Amorphous silicon: New insights into an old material
Spomer, Natalie,Holl, Sven,Zherlitsyna, Larissa,Maysamy, Fariba,Frost, Andreas,Auner, Norbert
, p. 5600 - 5616 (2015/03/30)
Amorphous silicon is synthesized by treating the tetrahalosilanes SiX4 (X=Cl, F) with molten sodium in high boiling polar and non-polar solvents such as diglyme or nonane to give a brown or a black solid showing different reactivities towards suitable reagents. With regards to their technical relevance, their stability towards oxygen, air, moisture, chlorine-containing reaction partners RCl (R=H, Cl, Me) and alcohols is investigated. In particular, reactions with methanol are a versatile tool to deliver important products. Besides tetramethoxysilane formation, methanolysis of silicon releases hydrogen gas under ambient conditions and is thus suitable for a decentralized hydrogen production; competitive insertion into the MeO-H versus the Me-OH bond either yields H- and/or methyl-substituted methoxy functional silanes.

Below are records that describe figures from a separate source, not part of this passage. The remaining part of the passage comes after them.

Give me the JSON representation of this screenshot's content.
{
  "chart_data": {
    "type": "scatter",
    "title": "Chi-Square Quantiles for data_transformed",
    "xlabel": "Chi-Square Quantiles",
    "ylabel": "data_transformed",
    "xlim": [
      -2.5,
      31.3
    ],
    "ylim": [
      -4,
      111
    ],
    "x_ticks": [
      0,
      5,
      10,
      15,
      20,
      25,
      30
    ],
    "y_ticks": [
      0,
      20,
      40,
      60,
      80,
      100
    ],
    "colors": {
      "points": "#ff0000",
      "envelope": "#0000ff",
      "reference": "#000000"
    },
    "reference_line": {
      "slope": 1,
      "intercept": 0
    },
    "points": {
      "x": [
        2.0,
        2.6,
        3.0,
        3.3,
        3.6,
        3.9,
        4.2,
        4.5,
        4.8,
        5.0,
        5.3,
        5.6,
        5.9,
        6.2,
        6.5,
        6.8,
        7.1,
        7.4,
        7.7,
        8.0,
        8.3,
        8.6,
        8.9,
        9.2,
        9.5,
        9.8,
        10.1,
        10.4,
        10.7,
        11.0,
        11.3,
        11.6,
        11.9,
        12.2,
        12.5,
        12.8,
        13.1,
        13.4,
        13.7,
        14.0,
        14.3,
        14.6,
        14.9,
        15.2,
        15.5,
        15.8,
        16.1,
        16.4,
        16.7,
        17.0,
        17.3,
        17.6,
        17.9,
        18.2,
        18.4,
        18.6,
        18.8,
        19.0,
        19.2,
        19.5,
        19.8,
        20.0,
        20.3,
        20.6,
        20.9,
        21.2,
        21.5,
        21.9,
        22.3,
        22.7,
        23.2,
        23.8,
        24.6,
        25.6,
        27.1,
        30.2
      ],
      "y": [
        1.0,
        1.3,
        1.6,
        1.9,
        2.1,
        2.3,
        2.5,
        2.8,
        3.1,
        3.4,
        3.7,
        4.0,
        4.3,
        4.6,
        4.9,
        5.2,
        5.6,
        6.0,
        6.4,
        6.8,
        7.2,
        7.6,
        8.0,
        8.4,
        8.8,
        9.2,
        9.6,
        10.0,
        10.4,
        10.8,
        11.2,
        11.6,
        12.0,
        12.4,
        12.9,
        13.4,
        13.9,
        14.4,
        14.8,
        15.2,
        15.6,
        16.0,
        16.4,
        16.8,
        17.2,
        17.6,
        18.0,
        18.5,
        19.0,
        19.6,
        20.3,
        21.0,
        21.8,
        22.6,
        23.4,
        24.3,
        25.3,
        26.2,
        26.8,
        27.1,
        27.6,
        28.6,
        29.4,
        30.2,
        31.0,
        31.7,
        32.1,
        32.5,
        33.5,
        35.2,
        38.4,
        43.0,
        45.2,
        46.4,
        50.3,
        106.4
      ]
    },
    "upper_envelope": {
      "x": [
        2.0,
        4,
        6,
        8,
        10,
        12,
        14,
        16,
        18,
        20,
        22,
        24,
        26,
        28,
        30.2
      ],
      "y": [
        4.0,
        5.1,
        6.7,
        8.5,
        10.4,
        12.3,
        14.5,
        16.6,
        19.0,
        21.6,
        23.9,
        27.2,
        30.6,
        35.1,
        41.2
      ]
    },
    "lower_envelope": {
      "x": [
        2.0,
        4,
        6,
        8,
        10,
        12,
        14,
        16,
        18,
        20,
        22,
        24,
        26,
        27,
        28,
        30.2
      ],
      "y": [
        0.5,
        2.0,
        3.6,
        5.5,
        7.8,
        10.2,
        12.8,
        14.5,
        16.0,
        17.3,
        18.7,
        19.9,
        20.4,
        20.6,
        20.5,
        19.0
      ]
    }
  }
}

Moreover, compounds, such as MenSi(OMe)4-n (n=0-3) are simply accessible in more than 75% yield from thermolysis of, for example, tetramethoxysilane over molten sodium. Based on our systematic investigations we identified reaction conditions to produce the methoxysilanes MenSi(OMe)4-n in excellent (n=0:100%) to acceptable yields (n=1:51%; n=2:27%); the yield of HSi(OMe)3 is about 85%. Thus, the methoxysilanes formed might possibly open the door for future routes to silicon-based products. Amorphous silicon is easily synthesized from tetrahalosilanes SiX4 (X=Cl, F) and molten sodium in different solvents. Reactivity studies prove the resulting materials as versatile tools for the formation of technical important silanes, such as the silicon chloro-, alkoxy-, and methylalkoxy-substituted derivatives (see figure; bl=black, br=brown).